Das herausragendste Kennzeichen schiitischer Lehre ist der Glaube an den Imam. Er ist der oberste Führer der Gemeinde, ein von Gott auserwählter Leiter, eine Art Vertreter des Propheten, von dem er blutsmäßig abstammen muß. Er interpretiert die Offenbarung des Korans, vor allen Dingen dessen verborgenen Sinn, den die Gläubigen selbst nicht verstehen können. Er ist eine Art Mittler zwischen Gott und der Gemeinde, in seinen Lehrentscheidungen unfehlbar und sündlos (arab. ma’sum) und hat übernatürliches Wissen. Die Aussprüche der Imame besitzen für Schiiten dieselbe Lehrautorität wie der Koran. – Die Sunniten besitzen eine solche unfehlbare Lehrinstitution nicht.

In Rechtsfragen sind die Unterschiede zwischen Sunniten und Schiiten nicht wirklich grundlegend. Im Wortlaut des Gebetsrufs weichen sie von den Sunniten geringfügig ab. Erwähnenswert ist die Institution der Zeitehe auf schiitischer Seite (eine vereinfachte Form der Eheschließung von begrenzter Dauer mit Entlohnung der Ehefrau), sowie die Tatsache, dass nach schiitischem Recht Männer und Frauen zu gleichen Teilen erben.

Die Schiiten sind aufgespalten in mehrere Splittergruppen, von denen die Zwölferschiiten die bedeutendste Gruppierung sind. Darüberhinaus existieren bzw. existierten die Viererschiiten, die Zayditen, die Siebener- und Fünferschiiten.

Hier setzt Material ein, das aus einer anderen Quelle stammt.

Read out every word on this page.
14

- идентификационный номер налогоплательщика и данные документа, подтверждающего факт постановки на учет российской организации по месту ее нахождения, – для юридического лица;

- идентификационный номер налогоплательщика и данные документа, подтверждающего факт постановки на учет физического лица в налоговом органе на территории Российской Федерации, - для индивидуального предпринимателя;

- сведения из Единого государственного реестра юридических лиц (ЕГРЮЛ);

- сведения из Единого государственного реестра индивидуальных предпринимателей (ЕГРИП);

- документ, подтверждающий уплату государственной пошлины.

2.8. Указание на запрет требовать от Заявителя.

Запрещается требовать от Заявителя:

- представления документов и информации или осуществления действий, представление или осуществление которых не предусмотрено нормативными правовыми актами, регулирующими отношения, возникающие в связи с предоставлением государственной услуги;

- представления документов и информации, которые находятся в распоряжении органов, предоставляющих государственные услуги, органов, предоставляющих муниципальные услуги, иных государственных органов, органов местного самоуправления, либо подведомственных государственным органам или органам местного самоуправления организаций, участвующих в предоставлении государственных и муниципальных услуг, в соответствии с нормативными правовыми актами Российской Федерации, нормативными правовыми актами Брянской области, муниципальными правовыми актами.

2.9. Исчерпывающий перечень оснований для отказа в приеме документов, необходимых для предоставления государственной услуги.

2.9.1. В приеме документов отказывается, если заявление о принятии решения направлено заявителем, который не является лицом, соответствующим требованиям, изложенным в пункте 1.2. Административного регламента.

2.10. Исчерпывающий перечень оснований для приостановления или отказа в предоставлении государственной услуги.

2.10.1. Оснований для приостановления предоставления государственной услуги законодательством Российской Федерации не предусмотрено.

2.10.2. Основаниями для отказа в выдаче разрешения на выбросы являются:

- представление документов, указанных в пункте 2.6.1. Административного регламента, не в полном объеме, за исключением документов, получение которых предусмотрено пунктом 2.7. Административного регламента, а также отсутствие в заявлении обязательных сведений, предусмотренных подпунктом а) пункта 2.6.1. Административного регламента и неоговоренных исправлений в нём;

Die Sunniten stellen heute mit rund 90% weltweit die Mehrheit der Muslime dar, die Schiiten eine Minderheit von 8–9%; andere Schätzungen gehen von 12% oder sogar 15% aus. Der Iran ist das einzige islamische Land, in dem die zwölferschiitische Lehre Staatsreligion ist. Heute leben Schiiten außer im Iran (91%) in Syrien, dem Irak (55%), dem Libanon (35–40%), der Türkei, Afghanistan (15–20%), Saudi–Arabien (5%), den Golfländern, Indien und Pakistan (10–15%).